Perfecting the art of the hissy fit

Steve Benen, The Carpetbagger Report: If you blinked you missed it, but on late Wednesday afternoon, House Minority Leader John Boehner (R-Ohio) tried to stir up yet another outrage against MoveOn.org. The group, along with coalition partners, unveiled the S-CHIP ad featuring 2-year-old Bethany Wilkerson. MoveOn announced that the ad would run in districts of lawmakers who voted against the bipartisan compromise measure.
Boehner said the ad was misleading, and did his level best to get everyone excited about it: “As with MoveOn’s slanderous attacks on General David Petraeus, the new ads are so misleading and disgusting they have no place in our nation’s political discourse. I call on all Members of Congress to join me in condemning this pathetic, misleading action.”
In this case, it didn’t work. No one cared. Boehner hoped to stir a new round of whining — nothing excites the right like manufactured outrage — but this one was a dud.
So, they tried again yesterday with a new faux scandal.
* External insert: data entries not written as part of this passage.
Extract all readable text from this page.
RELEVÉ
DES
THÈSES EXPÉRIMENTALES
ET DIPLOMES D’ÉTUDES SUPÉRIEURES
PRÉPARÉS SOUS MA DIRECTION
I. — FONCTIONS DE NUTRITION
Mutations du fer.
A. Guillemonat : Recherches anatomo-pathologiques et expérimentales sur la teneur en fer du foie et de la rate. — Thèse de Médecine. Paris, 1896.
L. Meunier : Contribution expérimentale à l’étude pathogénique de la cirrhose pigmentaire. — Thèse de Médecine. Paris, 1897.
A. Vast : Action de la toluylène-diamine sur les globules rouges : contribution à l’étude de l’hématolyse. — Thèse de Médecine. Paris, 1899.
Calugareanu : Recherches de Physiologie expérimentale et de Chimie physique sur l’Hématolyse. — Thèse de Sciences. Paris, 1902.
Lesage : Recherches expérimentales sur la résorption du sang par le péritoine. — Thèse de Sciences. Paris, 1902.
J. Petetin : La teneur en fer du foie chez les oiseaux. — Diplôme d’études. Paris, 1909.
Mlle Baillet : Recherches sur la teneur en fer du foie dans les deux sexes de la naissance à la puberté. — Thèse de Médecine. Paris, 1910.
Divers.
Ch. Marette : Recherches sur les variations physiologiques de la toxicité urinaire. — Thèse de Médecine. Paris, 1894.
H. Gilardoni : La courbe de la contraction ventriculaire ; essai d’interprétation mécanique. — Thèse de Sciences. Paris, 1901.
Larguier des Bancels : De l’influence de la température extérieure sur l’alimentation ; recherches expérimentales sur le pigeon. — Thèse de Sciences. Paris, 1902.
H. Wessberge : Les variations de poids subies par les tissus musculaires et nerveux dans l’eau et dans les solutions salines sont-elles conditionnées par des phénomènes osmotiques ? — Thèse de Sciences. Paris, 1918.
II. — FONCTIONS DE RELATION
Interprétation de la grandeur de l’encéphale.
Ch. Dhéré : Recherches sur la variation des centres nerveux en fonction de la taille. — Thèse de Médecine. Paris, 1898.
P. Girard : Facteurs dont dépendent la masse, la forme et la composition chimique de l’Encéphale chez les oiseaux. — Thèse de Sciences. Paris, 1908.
Rep. Pete Stark, D-California, is facing fire from Republicans for comments on the House floor Thursday suggesting Americans are dying in Iraq for President Bush’s amusement.

Sharply critical of Bush’s veto of the children’s health insurance legislation, Stark said Republicans are spending money “to blow up innocent people if we can get enough kids to grow old enough … to send to Iraq to get their heads blown off for the president’s amusement.”
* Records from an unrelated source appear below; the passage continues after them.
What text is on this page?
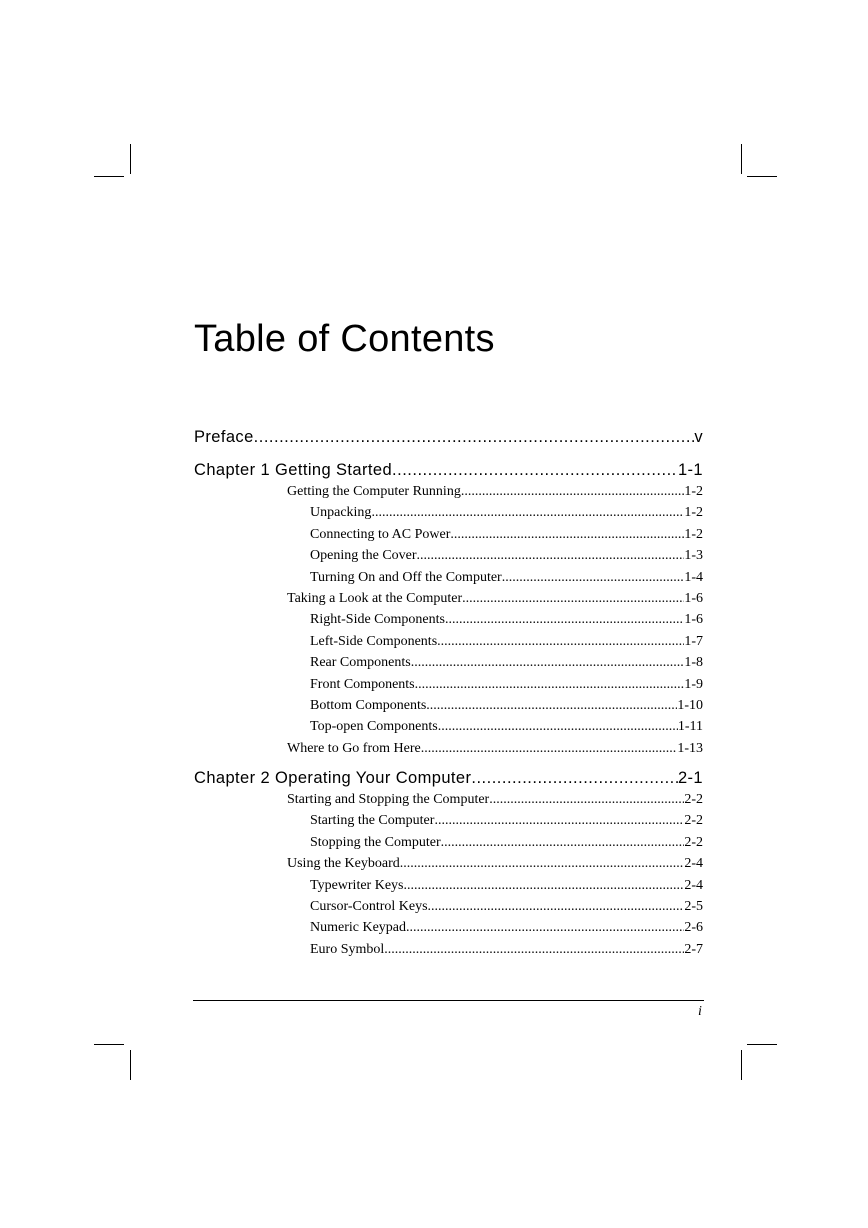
Table of Contents
Preface .....	v
Chapter 1 Getting Started .....	1-1
Getting the Computer Running .....	1-2
Unpacking .....	1-2
Connecting to AC Power .....	1-2
Opening the Cover .....	1-3
Turning On and Off the Computer .....	1-4
Taking a Look at the Computer .....	1-6
Right-Side Components .....	1-6
Left-Side Components .....	1-7
Rear Components .....	1-8
Front Components .....	1-9
Bottom Components .....	1-10
Top-open Components .....	1-11
Where to Go from Here .....	1-13
Chapter 2 Operating Your Computer .....	2-1
Starting and Stopping the Computer .....	2-2
Starting the Computer .....	2-2
Stopping the Computer .....	2-2
Using the Keyboard .....	2-4
Typewriter Keys .....	2-4
Cursor-Control Keys .....	2-5
Numeric Keypad .....	2-6
Euro Symbol .....	2-7
i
Republican National Committee Chairman Mike Duncan quickly condemned the comments, saying in a statement they are “an insult to every American, Democrat or Republican.”
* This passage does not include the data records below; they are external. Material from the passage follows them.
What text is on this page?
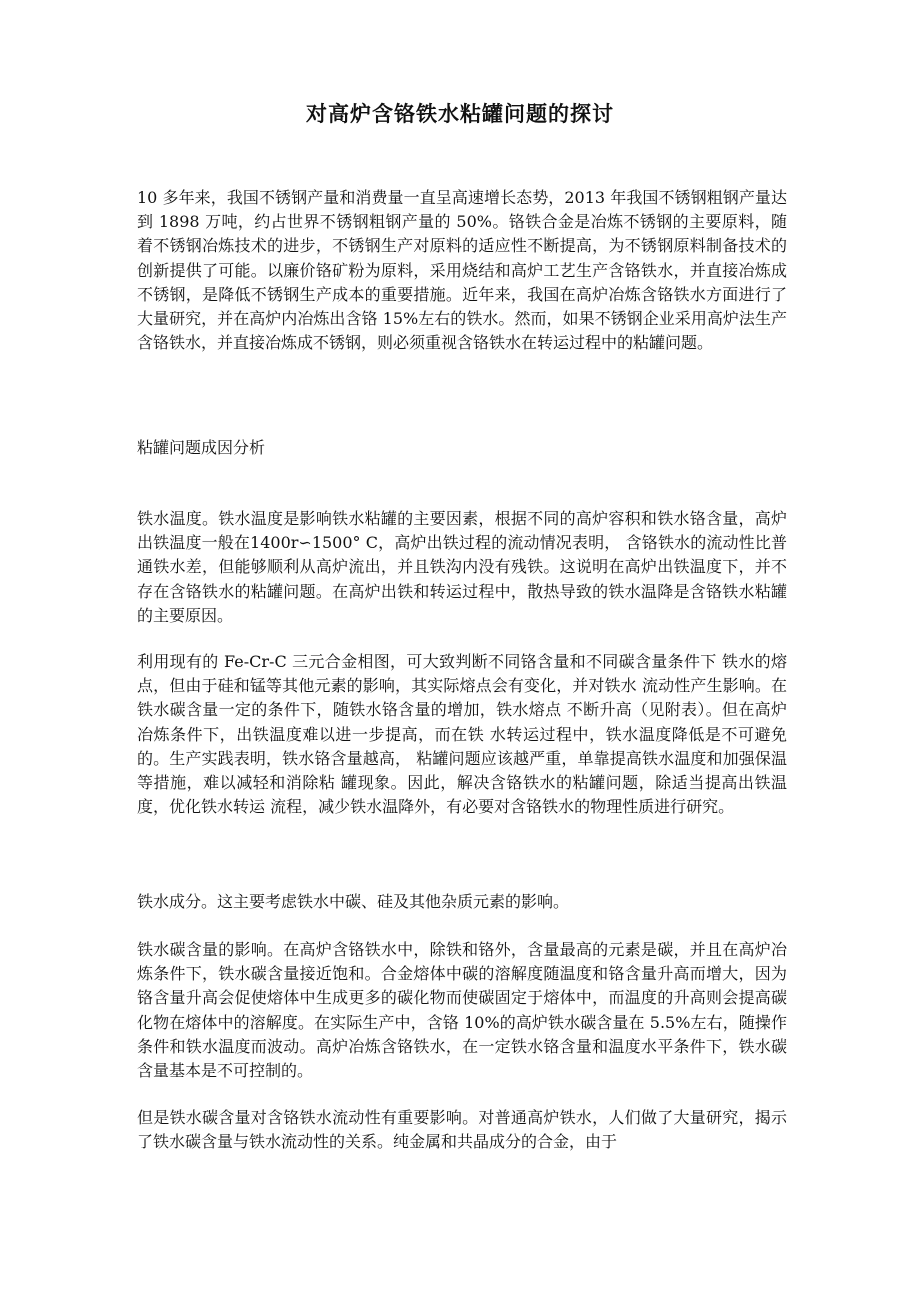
对高炉含铬铁水粘罐问题的探讨

10 多年来，我国不锈钢产量和消费量一直呈高速增长态势，2013 年我国不锈钢粗钢产量达到 1898 万吨，约占世界不锈钢粗钢产量的 50%。铬铁合金是冶炼不锈钢的主要原料，随着不锈钢冶炼技术的进步，不锈钢生产对原料的适应性不断提高，为不锈钢原料制备技术的创新提供了可能。以廉价铬矿粉为原料，采用烧结和高炉工艺生产含铬铁水，并直接冶炼成不锈钢，是降低不锈钢生产成本的重要措施。近年来，我国在高炉冶炼含铬铁水方面进行了大量研究，并在高炉内冶炼出含铬 15%左右的铁水。然而，如果不锈钢企业采用高炉法生产含铬铁水，并直接冶炼成不锈钢，则必须重视含铬铁水在转运过程中的粘罐问题。

粘罐问题成因分析

铁水温度。铁水温度是影响铁水粘罐的主要因素，根据不同的高炉容积和铁水铬含量，高炉出铁温度一般在1400r∽1500° C，高炉出铁过程的流动情况表明， 含铬铁水的流动性比普通铁水差，但能够顺利从高炉流出，并且铁沟内没有残铁。这说明在高炉出铁温度下，并不存在含铬铁水的粘罐问题。在高炉出铁和转运过程中，散热导致的铁水温降是含铬铁水粘罐的主要原因。

利用现有的 Fe-Cr-C 三元合金相图，可大致判断不同铬含量和不同碳含量条件下 铁水的熔点，但由于硅和锰等其他元素的影响，其实际熔点会有变化，并对铁水 流动性产生影响。在铁水碳含量一定的条件下，随铁水铬含量的增加，铁水熔点 不断升高（见附表）。但在高炉冶炼条件下，出铁温度难以进一步提高，而在铁 水转运过程中，铁水温度降低是不可避免的。生产实践表明，铁水铬含量越高， 粘罐问题应该越严重，单靠提高铁水温度和加强保温等措施，难以减轻和消除粘 罐现象。因此，解决含铬铁水的粘罐问题，除适当提高出铁温度，优化铁水转运 流程，减少铁水温降外，有必要对含铬铁水的物理性质进行研究。

铁水成分。这主要考虑铁水中碳、硅及其他杂质元素的影响。

铁水碳含量的影响。在高炉含铬铁水中，除铁和铬外，含量最高的元素是碳，并且在高炉冶炼条件下，铁水碳含量接近饱和。合金熔体中碳的溶解度随温度和铬含量升高而增大，因为铬含量升高会促使熔体中生成更多的碳化物而使碳固定于熔体中，而温度的升高则会提高碳化物在熔体中的溶解度。在实际生产中，含铬 10%的高炉铁水碳含量在 5.5%左右，随操作条件和铁水温度而波动。高炉冶炼含铬铁水，在一定铁水铬含量和温度水平条件下，铁水碳含量基本是不可控制的。

但是铁水碳含量对含铬铁水流动性有重要影响。对普通高炉铁水，人们做了大量研究，揭示了铁水碳含量与铁水流动性的关系。纯金属和共晶成分的合金，由于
“The leaders of the Democrat Party, including Nancy Pelosi and their presidential candidates, need to stand up and make it clear that this kind of attack is unacceptable from any elected official,” Duncan added.

As Digby put it, “These people are going to overdose on smelling salts and phony sanctimony if they don’t watch out. It’s about once a week now, isn’t it?”

In fact, yes.

What, exactly, did Stark say, in context? Atrios ran an extended excerpt.

“First of all, I’m just amazed they can’t figure out, the Republicans are worried we can’t pay for insuring an additional 10 million children. They sure don’t care about finding $200 billion to fight the illegal war in Iraq. Where ya gonna get that money? You going to tell us lies like you’re telling us today? Is that how you’re going to fund the war? You don’t have money to fund the war or children. But you’re going to spend it to blow up innocent people if we can get enough kids to grow old enough for you to send to Iraq to get their heads blown off for the President’s amusement. This bill would provide healthcare for 10 million children and unlike the President’s own kids, these children can’t see a doctor or receive necessary care. […]

“But President Bush’s statements about children’s health shouldn’t be taken any more seriously than his lies about the war in Iraq. The truth is that Bush just likes to blow things up. In Iraq, in the United States and in Congress.”

Intemperate? Sure. Worth having a hissy fit over? Probably not.

But it had been days since the Republican machine has coordinated to whine about something they’d heard some liberal say, so they seized on this one fairly quickly. CNN ran with it, as if Stark’s comments were an important development in the debate, and conservative news outlets treated this like a real story.

Sigh.

Look, occasionally political figures and officials are going to say intemperate things. Does the right have to go into high dudgeon every time this much? Republicans end up looking rather hysterical, as if their delicate sensibilities and virgin ears can’t bear to hear a Democrat say a discouraging word. Maybe it’s time the GOP grew up a little, and reserved their outrage for truly offensive comments. People stopped listening to the boy who cried wolf, after all.

Indeed, just this week, Attorney General nominee Michael Mukasey compared U.S. officials to Nazis, and Rep. Eric Cantor (R-Va.) accused Democratic lawmakers of treason, saying Dems are “desperately against allowing our intelligence agencies to fight” Osama bin Laden and al Qaeda.

Dems didn’t throw a hissy fit; CNN didn’t find it noteworthy; and no one got hysterical.

It’s as if Republicans have decided that they can’t govern, so they’ll perfect the fine art of whining. It’s rather unbecoming, but I guess they need to play to their strengths.